Fizik çevre ile ilgilenenler; kimyasal atıklar ve toprak erozyonunu önleyip “Türkiye çöl olmasın!” diyenler, fizikî hayatımızda önemli bir fıtrat erozyonuna işâret etmektedirler. Aynı erozyon, insan fıtratına müdâhale ve ihmal sonucu sosyal hayâtımızda gözle görülür bir boyuta ulaşmıştır bugün. İnsanlar, fıtrat gereği olan inanç, istikâmet, güzellik ve sevgi yerine şiddet, kavga ve nefretle donanmakta, bunun sonucu da uyuşturucu, alkol gibi her türlü kötülüğün girdabına doğru yuvarlanmaktadırlar.
Fıtrat kadının kadın, erkeğin erkek olarak korunmasını ve iki cinsin birbirine ilgi duyan bir konumda bulunmasını ister. Ancak bugün hiçbir kural ve yasak tanımayan kadın erkek ihtilatı bu iki cinsin birbiri için olan cazibesini tüketmekte ve çeşitli cinsel yamulmalarla kadının kadınlıktan, erkeğin de erkeklikten uzaklaşması gibi bir takım fıtrat bozuklukları gündeme gelmektedir.
Fıtrat doğruluk ve tutarlılık ister. Ancak günün ekonomik ve ahlaki şartları insanları tüketim heveslisi yapmakta ve sınır tanımayan tüketim arzusu insanlarda bir takım eğilmelere sebebiyet vermektedir. Yalan dolan ve irtikab bu türden fıtrat erozyonlardır.
Fıtrat, Hakk’ı kabul ve idrak kabiliyetidir. İnsanlar bu kabiliyet ve fıtrat üzere oldukları halde bu kabiliyetlerinin gelişmesini önleyecek müdahalelerle yamulmaktadırlar. Bugün görülen fıtrat erozyonunda aslında bizzat insanların kendi kendine kurdukları tuzaklar ve yanlışlar çok önemli bir rol oynamakatdır.
Fıtratta insan eliyle meydana gelen bozulma ve yamulmaların düzeltilmesi için tarih içinde peygamberlik müessesesi devreye girmiştir. Allah kendisinin bizzat seçip tezkiye ile görevlendirdiği kimselerden fıtratın tezkiyesini istemektedir. Peygamberlerdeki tezkiye görevinin aslı, bozulan fıtratları asli hüviyetine uygun bir biçimde tashih ve tamir etmektir.
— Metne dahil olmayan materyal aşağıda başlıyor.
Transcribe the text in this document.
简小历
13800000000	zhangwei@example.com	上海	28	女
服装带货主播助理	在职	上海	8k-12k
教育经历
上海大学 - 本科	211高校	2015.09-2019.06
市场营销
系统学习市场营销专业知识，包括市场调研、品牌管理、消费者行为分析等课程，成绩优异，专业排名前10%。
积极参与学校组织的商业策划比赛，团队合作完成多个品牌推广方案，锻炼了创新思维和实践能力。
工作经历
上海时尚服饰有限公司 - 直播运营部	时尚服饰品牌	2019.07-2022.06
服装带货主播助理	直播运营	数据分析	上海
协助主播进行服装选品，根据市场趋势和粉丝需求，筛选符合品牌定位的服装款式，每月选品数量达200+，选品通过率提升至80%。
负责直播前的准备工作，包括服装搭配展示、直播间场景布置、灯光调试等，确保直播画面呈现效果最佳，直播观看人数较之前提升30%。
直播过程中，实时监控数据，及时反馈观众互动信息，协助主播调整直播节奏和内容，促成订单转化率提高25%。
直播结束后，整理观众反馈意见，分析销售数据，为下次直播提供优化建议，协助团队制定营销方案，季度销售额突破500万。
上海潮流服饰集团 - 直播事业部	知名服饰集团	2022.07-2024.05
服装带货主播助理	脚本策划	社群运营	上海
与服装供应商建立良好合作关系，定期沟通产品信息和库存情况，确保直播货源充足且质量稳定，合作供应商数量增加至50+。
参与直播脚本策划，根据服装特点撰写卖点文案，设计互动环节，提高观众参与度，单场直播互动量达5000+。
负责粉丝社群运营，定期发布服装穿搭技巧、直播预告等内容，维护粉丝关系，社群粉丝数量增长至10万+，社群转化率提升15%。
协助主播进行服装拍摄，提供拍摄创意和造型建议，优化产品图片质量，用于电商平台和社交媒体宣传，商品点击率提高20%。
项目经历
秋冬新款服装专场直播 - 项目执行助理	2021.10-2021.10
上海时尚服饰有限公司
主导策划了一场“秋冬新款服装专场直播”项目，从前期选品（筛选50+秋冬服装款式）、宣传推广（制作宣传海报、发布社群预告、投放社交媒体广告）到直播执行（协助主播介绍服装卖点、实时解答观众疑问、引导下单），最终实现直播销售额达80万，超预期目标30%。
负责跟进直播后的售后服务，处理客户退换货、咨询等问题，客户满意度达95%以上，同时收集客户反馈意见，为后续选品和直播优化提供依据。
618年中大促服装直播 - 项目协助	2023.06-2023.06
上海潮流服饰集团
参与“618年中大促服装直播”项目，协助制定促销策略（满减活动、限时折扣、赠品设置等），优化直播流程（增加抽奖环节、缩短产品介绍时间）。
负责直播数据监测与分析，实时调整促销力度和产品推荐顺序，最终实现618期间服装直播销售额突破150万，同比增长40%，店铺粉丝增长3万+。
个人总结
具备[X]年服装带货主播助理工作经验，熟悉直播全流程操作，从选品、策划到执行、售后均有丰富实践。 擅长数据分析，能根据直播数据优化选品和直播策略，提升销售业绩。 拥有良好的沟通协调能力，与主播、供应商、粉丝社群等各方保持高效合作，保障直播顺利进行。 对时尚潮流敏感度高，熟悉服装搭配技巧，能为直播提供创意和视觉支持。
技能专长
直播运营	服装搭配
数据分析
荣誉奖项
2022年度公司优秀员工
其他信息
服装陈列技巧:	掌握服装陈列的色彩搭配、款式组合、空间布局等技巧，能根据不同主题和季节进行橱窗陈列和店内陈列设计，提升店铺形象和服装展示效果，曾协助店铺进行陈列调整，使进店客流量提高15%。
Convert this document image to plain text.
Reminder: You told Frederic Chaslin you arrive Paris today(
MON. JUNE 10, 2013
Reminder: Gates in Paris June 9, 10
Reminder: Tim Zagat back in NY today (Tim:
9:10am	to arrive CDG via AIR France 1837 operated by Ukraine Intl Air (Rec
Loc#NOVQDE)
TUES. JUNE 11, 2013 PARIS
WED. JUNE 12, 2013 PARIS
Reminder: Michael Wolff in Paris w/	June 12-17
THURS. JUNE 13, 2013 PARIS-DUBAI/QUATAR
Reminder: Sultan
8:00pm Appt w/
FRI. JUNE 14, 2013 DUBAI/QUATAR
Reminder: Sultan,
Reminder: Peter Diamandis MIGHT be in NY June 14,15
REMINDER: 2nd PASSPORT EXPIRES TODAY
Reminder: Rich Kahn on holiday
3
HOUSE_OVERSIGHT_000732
Peygamberlerden sonra bu görev ferdlerin vicdanlarına ve bu işe ehil peygamber varisi velîlerin uygulamalarına tevdi edilmiştir.
Fıtrat ve tezkiye kavramlarının bir arada kullanılmasının anlamı çok mühim. Bozulan fıtrat ancak tezkiye ile arınabilir. İnsanda tezkiyenin beden ve ruhun oluşturduğu müşterek benlik olan “nefs” için kullanılması son derece anlam taşımaktadır. Şems suresinde “Nefsini arıtıp tezkiye eden kurtuluşa ermiştir. Onu tedsiye eden; yani kirletip örten ise ziyana uğramıştır.”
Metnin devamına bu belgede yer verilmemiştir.